Los lansquenetes fueron quienes ocuparon el Vaticano y tuvo su coña el asunto. Convirtieron en establos varias lujosas estancias. Hacían hogueras dentro de las salas para calentarse. Hicieron pintadas, cual modernos grafiteros raperos, a punta de daga en varias esculturas y pinturas. Como no sabían apreciar lo que tenían entre manos, hacían apuestas y se jugaban a los dados obras de arte que valían mucho más. Vestían con sus uniformes a los santos de los altares para mofarse de ellos. También se engalanaban con las ropas cardenalicias y papales y se paseaban completamente borrachos por la ciudad con los mantos púrpuras sobre sus hombros.
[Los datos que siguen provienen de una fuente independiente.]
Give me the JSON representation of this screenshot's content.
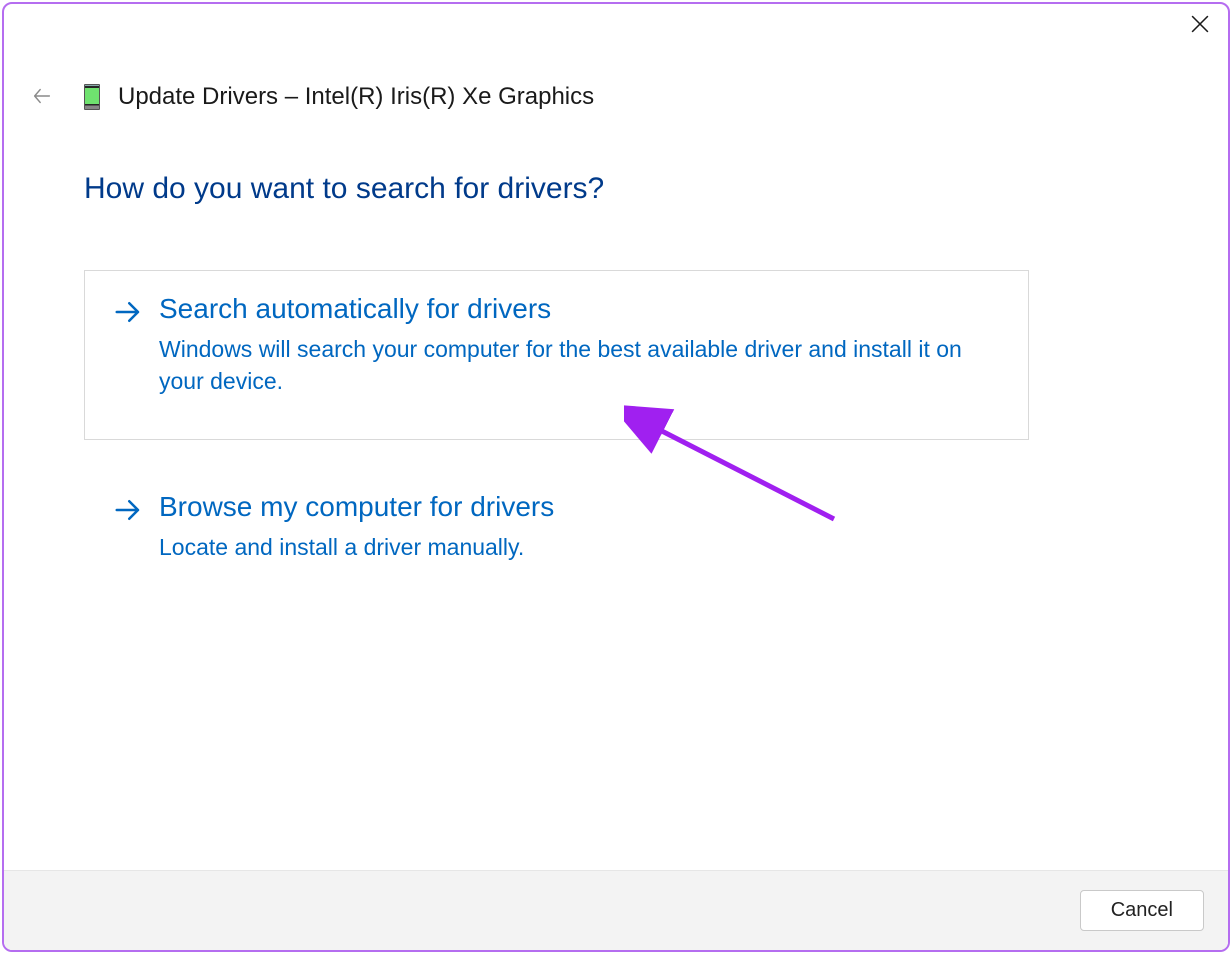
{
  "window": {
    "title": "Update Drivers – Intel(R) Iris(R) Xe Graphics"
  },
  "heading": "How do you want to search for drivers?",
  "options": [
    {
      "title": "Search automatically for drivers",
      "description": "Windows will search your computer for the best available driver and install it on your device."
    },
    {
      "title": "Browse my computer for drivers",
      "description": "Locate and install a driver manually."
    }
  ],
  "buttons": {
    "cancel": "Cancel"
  }
}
Cuando el Papa se rindió y accedió a pagar 70.000 ducados de oro hubo de producirse una situación bastante cómica también, pues irrumpió en el Castillo de Sant Angelo una atípica delegación compuesta de lansquenetes y tercios que irían sucios, malolientes, patilludos, barbudos y con unos pésimos modales. Mientras tanto, el Papa lloraba desconsoladamente vestido con sus finos ropajes y su elegante tiara papal. Dicen que el Papa se asustó mucho al ver a esos rufianescos personajes que venían a darle el sablazo del siglo.
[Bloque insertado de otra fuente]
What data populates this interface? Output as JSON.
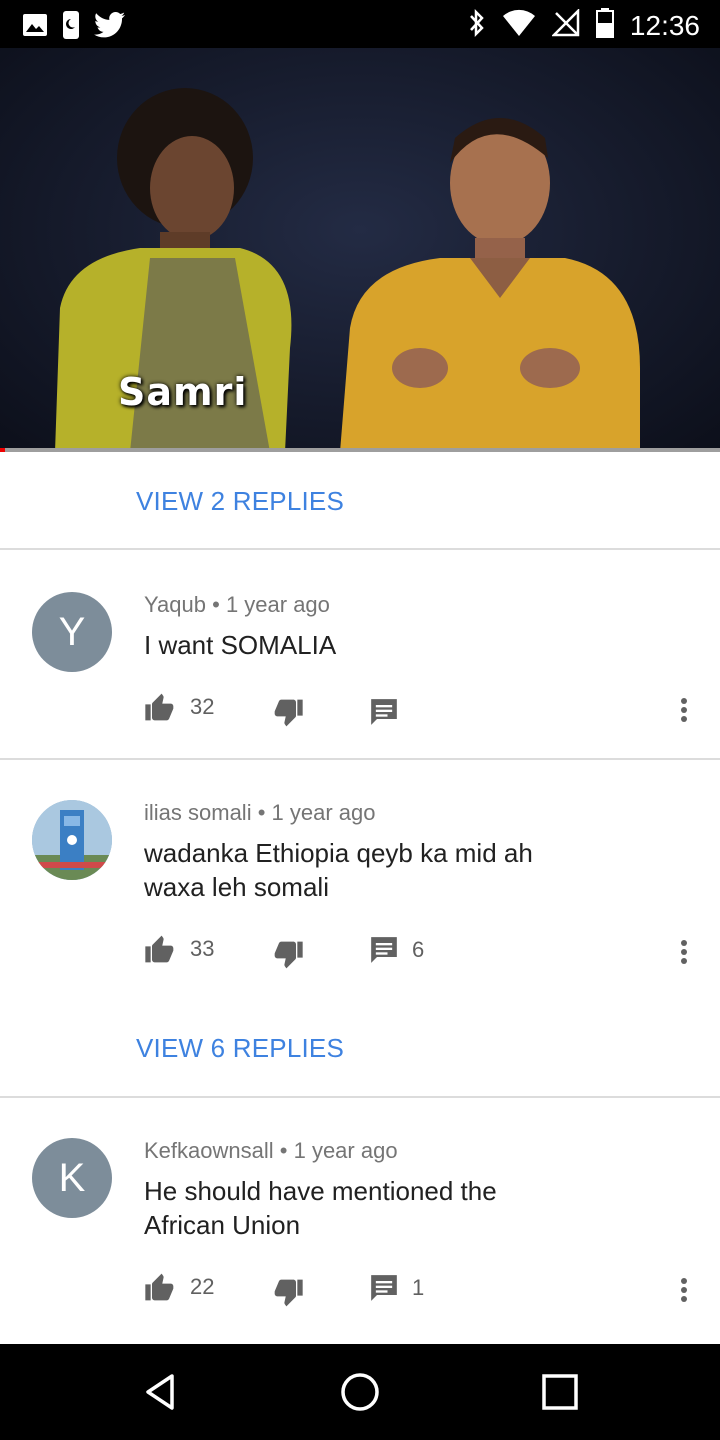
{
  "status_bar": {
    "time": "12:36",
    "left_icons": [
      "image-icon",
      "notification-icon",
      "twitter-icon"
    ],
    "right_icons": [
      "bluetooth-icon",
      "wifi-icon",
      "no-signal-icon",
      "battery-icon"
    ]
  },
  "video": {
    "caption": "Samri",
    "progress_fraction": 0.007
  },
  "replies_top": {
    "label": "VIEW 2 REPLIES"
  },
  "comments": [
    {
      "avatar_letter": "Y",
      "author": "Yaqub",
      "time": "1 year ago",
      "text": "I want SOMALIA",
      "likes": "32",
      "replies": ""
    },
    {
      "avatar_letter": "",
      "author": "ilias somali",
      "time": "1 year ago",
      "text": "wadanka Ethiopia  qeyb ka mid ah waxa leh somali",
      "likes": "33",
      "replies": "6"
    },
    {
      "avatar_letter": "K",
      "author": "Kefkaownsall",
      "time": "1 year ago",
      "text": "He should have mentioned the African Union",
      "likes": "22",
      "replies": "1"
    }
  ],
  "replies_mid": {
    "label": "VIEW 6 REPLIES"
  },
  "colors": {
    "accent_link": "#3e82e0",
    "avatar_bg": "#7d8d9a",
    "progress_played": "#ee0000"
  },
  "nav": {
    "buttons": [
      "back-icon",
      "home-icon",
      "recents-icon"
    ]
  }
}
Carlos V siempre se disculpó por las tropelías de sus soldados, aunque lo hizo con la boca pequeña. Le interesaba que el Papa supiera quién mandaba en Europa y le vino muy bien un golpe de semejantes proporciones para frenar la herejía luterana. Desde aquel día y durante muchos años, España fue la potencia más temida. El Saco de Roma fue un cataclismo similar al derrumbe de las Torres Gemelas en Nueva York. Todos los escritores de la época lo compararon al saqueo que Alarico perpetró, asimismo, en Roma en el 410; o a la conquista de Jerusalén en el 70 por parte de Tito. Los intelectuales se dividieron cual modernos tertulianos radiofónicos. A Erasmo de Rotterdam le pareció bien como escarmiento a la corrupción de los Papas, al inglés Tomás Moro le espantó saber lo que ocurría. El Papa se convirtió en un fiel sabueso de Carlos V y cuando Enrique VIII le exigió divorciarse de Catalina de Aragón –tía de Carlos V- le dijo que nones. Y Enrique VIII se inventó su propia iglesia.
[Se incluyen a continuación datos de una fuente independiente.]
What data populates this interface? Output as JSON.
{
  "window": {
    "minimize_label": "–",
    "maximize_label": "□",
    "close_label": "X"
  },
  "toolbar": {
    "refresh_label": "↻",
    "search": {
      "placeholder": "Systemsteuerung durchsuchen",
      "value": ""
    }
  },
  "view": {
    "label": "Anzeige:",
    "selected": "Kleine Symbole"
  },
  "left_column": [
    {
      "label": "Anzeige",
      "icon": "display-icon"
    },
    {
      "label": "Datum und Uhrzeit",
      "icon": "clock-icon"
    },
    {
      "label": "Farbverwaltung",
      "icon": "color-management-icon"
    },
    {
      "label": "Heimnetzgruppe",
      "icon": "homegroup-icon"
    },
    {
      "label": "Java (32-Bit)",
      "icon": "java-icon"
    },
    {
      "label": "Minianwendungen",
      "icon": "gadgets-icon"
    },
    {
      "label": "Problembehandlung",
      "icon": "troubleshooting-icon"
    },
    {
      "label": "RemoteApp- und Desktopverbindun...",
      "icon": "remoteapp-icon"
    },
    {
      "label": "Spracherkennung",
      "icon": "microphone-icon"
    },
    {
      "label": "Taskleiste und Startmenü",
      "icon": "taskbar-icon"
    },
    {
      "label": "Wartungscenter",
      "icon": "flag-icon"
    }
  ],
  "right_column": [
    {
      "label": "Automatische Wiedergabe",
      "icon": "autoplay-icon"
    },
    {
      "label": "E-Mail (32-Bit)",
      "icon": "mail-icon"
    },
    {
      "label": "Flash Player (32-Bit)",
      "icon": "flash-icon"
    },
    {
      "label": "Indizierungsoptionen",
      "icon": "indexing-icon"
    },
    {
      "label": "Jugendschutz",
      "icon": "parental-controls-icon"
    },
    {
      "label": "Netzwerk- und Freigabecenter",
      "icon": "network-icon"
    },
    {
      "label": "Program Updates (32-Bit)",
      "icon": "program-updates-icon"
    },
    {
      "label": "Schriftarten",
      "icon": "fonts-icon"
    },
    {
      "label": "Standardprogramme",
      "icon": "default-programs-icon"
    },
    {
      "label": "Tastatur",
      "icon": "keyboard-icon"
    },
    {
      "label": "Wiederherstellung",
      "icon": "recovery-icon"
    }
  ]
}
Pero quizá el gesto más heroico lo dio la Guardia Suiza del Papa. Estos guardias que hoy parecen ser unos monigotes con quienes los turistas se hacen fotos, se dejaron la piel y la sangre en las escalinatas de la Basílica de San Pedro. Esas escalinatas siempre plagadas de visitantes, de beatas y de vendedores de estampitas fueron testigos de una feroz pelea entre la Guardia Suiza y las tropas imperiales. No me habría gustado estar en el pellejo de esos guardias de hace 500 años y ver venir hacia mí a un puñado de asesinos en serie con ganas de sajar gargantas. La Guardia Suiza no se dejó arredrar y vendió cara su piel. De 189 guardias que había, pudieron contarlo 42. Desde aquel día los Guardias Suizos juran su cargo siempre un 6 de mayo. Acordaos de esta gesta la próxima vez que veáis a estos guardias tan sosainas e insulsos.